The March 14 alliance on Tuesday kept its support for Lebanese Forces chief Samir Geagea but said it was ready to agree on another consensual candidate for the presidential elections.
Al-Mustaqbal bloc leader Fouad Saniora announced the initiative along with LF lawmaker George Adwan during a press conference they held at the parliament.
“Out of its keenness to hold the elections, the March 14 alliance calls for the respect of constitutional deadlines and the rotation of power,” Saniora told reporters minutes after Speaker Nabih Berri adjourned a parliamentary session aimed at electing a president.
The March 14 alliance holds onto the candidacy of Geagea, the lawmaker said but expressed the camp's “full readiness to discuss with the rest of the factions the name of a person who receives the backing of all the Lebanese and who is committed to the country's principles.”
“Contacts aimed at reaching a settlement based on the Taef accord start with the immediate election of a president,” Saniora added.
Adwan said after Saniora: “It was compelling for us to open the door for a compromise president to salvage Lebanon.”
The LF MP stressed that the rival parties “are capable of putting their differences aside to open the door of settlement.”
After the announcement of the March 14's initiative, Geagea stressed that he had repeatedly said he wasn't the sole candidate.
“I have never said either me or no one else,” Geagea told reporters at his residence in Maarab.
The majority of the March 8 alliance's MPs, including Free Patriotic Movement leader MP Aoun's Change and Reform bloc, have been boycotting the parliamentary sessions aimed at electing a president, causing a lack of quorum.
Tuesday's session had a similar fate.

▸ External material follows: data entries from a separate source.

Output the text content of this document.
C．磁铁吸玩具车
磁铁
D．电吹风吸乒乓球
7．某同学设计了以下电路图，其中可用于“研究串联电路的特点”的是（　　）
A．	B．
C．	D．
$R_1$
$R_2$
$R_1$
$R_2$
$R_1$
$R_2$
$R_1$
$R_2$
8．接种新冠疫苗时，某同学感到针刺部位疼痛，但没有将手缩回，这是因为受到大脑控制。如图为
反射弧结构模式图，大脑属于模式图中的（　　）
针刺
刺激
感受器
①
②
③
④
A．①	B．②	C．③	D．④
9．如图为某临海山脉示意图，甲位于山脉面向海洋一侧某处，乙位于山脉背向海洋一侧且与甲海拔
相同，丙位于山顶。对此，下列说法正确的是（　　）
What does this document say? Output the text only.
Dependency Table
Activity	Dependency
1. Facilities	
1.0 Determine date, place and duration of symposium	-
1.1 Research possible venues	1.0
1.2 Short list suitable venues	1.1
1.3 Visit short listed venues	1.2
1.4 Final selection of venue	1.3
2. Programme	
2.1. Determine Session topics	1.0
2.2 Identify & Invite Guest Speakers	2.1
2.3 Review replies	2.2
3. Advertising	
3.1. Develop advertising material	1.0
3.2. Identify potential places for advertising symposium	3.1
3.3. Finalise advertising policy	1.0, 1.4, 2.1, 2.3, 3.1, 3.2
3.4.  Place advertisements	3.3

But Berri set September 23 as a new date for the election of a head of state.
The majority of the March 8 camp's officials have claimed that there should be an agreement on a compromise candidate before heading to the polls. But their boycott is a clear message of rejection to Geagea's candidacy.
Aoun has not officially announced that he was running for the polls, claiming there should be a compromise on him first.
The disagreements among the rival parties and the parliamentary blocs have left the country's top Christian post vacant.
President Michel Suleiman's six-year tenure ended in May.